The gap left by tobacco was filled temporarily in some sports by government grants, but other companies stepped in over time. Chapman said that cricket had to consider the wider implications of its association with KFC, just as it did with tobacco, while also preparing for the possibility that government regulation may eventually squeeze fast food, just as it did cigarettes.
"Seeing the Australian team thinking about their next KFC meal while they're playing makes the kids that look up to these Australian players think 'That's the sort of thing I should be eating as well'"
Nutritionist Kathy Chapman is on the against side of the debate
"I would say now there are a lot of companies that would want to have their name associated with cricket, but just selling out to that highest bidder is not a good thing when you've got to think about the long-term implications for children," she said.
"Seeing the Australian team thinking about their next KFC meal while they're playing makes the kids that look up to these Australian players think, 'That's the sort of thing I should be eating as well.' When they're seeing messages about how juicy and crunchy it is, those are the sorts of things they are going to be asking their parents to buy for them on the way home from the cricket or while they're watching at home."

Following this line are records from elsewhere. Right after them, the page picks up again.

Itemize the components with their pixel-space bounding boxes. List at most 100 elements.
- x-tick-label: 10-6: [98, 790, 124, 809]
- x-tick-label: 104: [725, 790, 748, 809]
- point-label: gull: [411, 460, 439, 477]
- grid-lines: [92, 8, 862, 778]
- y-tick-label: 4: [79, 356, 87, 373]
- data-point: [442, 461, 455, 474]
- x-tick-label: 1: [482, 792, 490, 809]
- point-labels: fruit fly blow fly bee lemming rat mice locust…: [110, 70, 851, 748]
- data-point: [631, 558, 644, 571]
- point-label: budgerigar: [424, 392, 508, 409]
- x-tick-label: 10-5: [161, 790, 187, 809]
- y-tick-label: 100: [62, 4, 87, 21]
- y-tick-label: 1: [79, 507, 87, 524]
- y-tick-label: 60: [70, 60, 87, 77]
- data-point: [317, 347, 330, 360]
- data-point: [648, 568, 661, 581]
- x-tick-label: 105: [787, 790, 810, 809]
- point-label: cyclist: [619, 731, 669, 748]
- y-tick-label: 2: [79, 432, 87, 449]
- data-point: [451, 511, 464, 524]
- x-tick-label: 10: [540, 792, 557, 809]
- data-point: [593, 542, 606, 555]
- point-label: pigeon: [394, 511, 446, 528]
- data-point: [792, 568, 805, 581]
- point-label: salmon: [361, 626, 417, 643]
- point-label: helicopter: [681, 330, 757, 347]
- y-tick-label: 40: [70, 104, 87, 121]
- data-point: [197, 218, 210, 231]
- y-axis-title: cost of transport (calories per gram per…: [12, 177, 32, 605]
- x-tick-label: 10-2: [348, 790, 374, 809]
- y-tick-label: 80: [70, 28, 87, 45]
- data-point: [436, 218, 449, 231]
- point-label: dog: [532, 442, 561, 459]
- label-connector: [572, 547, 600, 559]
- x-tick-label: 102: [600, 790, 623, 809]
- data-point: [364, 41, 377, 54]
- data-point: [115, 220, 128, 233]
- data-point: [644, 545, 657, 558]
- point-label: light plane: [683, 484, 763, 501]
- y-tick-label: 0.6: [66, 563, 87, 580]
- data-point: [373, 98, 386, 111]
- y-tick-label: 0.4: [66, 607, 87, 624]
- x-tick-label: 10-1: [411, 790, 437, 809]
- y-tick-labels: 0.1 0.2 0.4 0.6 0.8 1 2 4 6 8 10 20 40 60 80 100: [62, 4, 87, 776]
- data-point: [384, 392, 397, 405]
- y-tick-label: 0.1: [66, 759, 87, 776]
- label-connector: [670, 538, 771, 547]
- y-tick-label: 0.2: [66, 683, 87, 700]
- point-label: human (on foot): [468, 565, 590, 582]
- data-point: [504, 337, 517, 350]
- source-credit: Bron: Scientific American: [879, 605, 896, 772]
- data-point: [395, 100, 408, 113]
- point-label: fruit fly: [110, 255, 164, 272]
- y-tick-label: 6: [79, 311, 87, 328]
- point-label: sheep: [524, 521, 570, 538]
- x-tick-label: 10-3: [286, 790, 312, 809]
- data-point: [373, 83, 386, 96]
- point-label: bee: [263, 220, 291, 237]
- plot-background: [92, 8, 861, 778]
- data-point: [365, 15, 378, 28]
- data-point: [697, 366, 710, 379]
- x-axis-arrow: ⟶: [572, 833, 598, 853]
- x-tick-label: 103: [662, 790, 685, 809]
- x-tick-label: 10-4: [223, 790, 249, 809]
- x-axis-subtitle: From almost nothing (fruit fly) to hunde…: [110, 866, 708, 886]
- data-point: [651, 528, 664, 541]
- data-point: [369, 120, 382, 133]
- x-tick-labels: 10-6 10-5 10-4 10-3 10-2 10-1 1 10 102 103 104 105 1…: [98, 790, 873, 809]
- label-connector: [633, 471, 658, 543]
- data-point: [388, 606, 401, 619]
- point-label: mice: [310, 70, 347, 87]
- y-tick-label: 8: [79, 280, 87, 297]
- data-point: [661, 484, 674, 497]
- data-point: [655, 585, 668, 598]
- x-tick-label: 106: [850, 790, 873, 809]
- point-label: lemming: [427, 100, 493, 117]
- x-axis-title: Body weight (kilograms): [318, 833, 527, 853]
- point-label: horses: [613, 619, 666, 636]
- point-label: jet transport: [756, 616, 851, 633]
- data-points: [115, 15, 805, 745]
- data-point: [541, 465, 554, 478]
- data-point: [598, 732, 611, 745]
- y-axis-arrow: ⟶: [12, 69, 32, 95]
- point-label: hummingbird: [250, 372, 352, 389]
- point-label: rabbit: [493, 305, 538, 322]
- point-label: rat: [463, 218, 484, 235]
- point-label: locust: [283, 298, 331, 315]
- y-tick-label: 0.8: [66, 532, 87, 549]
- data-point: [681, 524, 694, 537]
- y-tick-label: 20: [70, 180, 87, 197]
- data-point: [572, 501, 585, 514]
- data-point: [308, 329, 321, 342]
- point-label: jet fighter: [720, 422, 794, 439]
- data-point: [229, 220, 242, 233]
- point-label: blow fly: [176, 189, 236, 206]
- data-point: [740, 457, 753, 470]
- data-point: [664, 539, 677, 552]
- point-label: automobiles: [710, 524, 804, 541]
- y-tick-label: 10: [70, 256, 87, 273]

Coincidentally Australian cricket in 2011 does look rather like a customer who has lived on a diet of fried chicken. Two inquiries currently delving into the problems facing the Australian game and its slide from the top of the global rankings will be unlikely to look too closely at sponsorship as a central issue, but its symbolism is not insignificant.
In 1996-97 the West Indian tourists, on their way towards more than a decade of desperate results and infighting, took up a financially rewarding sponsorship with KFC in Australia. At the time many locals laughed at the association, particularly given the portly countenance of one or two touring party members. Fourteen years on and Australian cricket is intertwined with the same company. For CA's management, this is a necessity. "Yes our core revenue is from the media rights, but without sponsorship of major elite sport, the public doesn't get a game to watch, as simple as that," Young said.
"I think everyone agrees tobacco sponsorship was inappropriate, but if you go back to those days, the competition for sponsorship was fairly modest. These days it has become cutthroat. There are more and more sports and more and more community activities out there, competing for a finite sponsorship dollar."
The ball is presently in the court of the federal government, which is waiting out a period of self-regulation before deciding whether the relationship between fast-food companies and sport is as mutually beneficial as is claimed. Their decision will be the subject of more nail biting than finger licking.